Indeed, the change in size and shape of the internal part, with a reduced thickness of the BCM–FMT from 8.7 to 4.5 mm enables nearly 50% less drilling depth, thereby reducing drilling time and the likelihood of dural exposure. This is a considerable advantage and gives opportunities for using it on patients, where it was impossible to use the first-generation implant due to limited anatomical conditions [8].

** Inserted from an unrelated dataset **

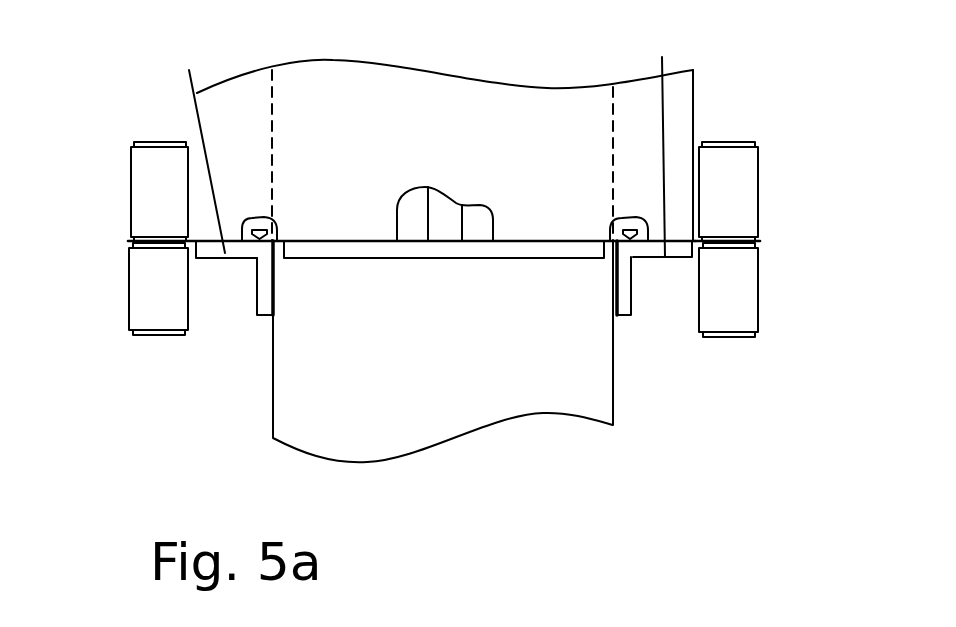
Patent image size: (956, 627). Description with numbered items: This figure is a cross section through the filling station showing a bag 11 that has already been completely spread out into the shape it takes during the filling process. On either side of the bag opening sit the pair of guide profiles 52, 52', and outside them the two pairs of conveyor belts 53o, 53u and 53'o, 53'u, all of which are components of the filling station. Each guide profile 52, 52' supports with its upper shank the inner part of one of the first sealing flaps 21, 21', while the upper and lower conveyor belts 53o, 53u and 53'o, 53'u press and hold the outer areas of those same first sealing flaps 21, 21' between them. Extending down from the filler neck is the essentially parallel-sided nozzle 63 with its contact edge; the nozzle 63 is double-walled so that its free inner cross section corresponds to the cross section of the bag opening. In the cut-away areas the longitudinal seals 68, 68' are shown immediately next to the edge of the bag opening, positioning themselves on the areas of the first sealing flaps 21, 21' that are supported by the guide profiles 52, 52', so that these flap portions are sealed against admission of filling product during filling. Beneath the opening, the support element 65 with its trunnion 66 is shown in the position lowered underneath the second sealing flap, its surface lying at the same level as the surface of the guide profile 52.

In addition to the reduced size and less drilling depth, the second generation of Bonebridge^® affords several advantages that make the surgical procedure safer and faster. The first one is its flexible surgical placement. In fact, the flexible transition between the receiver coil and the floating mass transducer enables it to bend up to 90° in either lateral direction and medially up to 30° to accommodate the curvature of the skull. In addition, self-drilling screws simplify handling [23, 24].

In this series the presigmoid, retrosigmoid, and middle fossa media approaches were used in 23, 4, and 25 patients, respectively, and the second generation of Bonebridge^® was implanted in 15 of 52 cases, 11 of which were in the middle fossa and 4 in the presigmoid region.

Safety of Bonebridge^® has been well-documented in the literature [3, 18, 25,26,27,28,29]. In our series, no minor complications, such as skin infection, edema, or local pain, were reported. One major complication with skin necrosis and extrusion of the implant in a patient with previous facelift surgery was observed, resulting in a 1.9% rate of major complications. Furthermore, one case of implant technical failure and one case of poor performance of the implant, because recurrent middle ear effusion was observed. Similar data have recently been published by Magele et al. [4] and Sprinzl et al. [5] with a major complication rate of 0.85% and 1.7%, respectively.

Existence of previous cervicofacial surgery is a recognized risk factor for implant extrusion, since it may compromise the vascularization of the retroauricular region and cause dehiscence and necrosis of the skin. In the event of previous cervicofacial surgery, where postauricular vascularization depending on the posterior auricular artery can be compromised, we propose the following: 1) harvest two flaps: a superficial flap that includes the skin and subcutaneous tissue; and a deeper fascio-muscular flap, to reduce the risk of device extrusion; 2) consider the middle fossa approach the best option to avoid a large postauricular incision in the conflictive area [20, 30].

Conclusions

The results observed in this series reveal a significant improvement in hearing and speech discrimination with a low rate of complications. The subjective benefits reported by patients are in line with audiological outcomes, with a significant improvement in quality of life. This surgery is safe and reproducible, nonetheless the most adequate surgical approach must be evaluated preoperatively to reduce the risk of adverse events. In conclusion, our study confirms that the Bonebridge^® is a very effective and safe method for the audiological rehabilitation of patients with conductive/mixed hearing loss.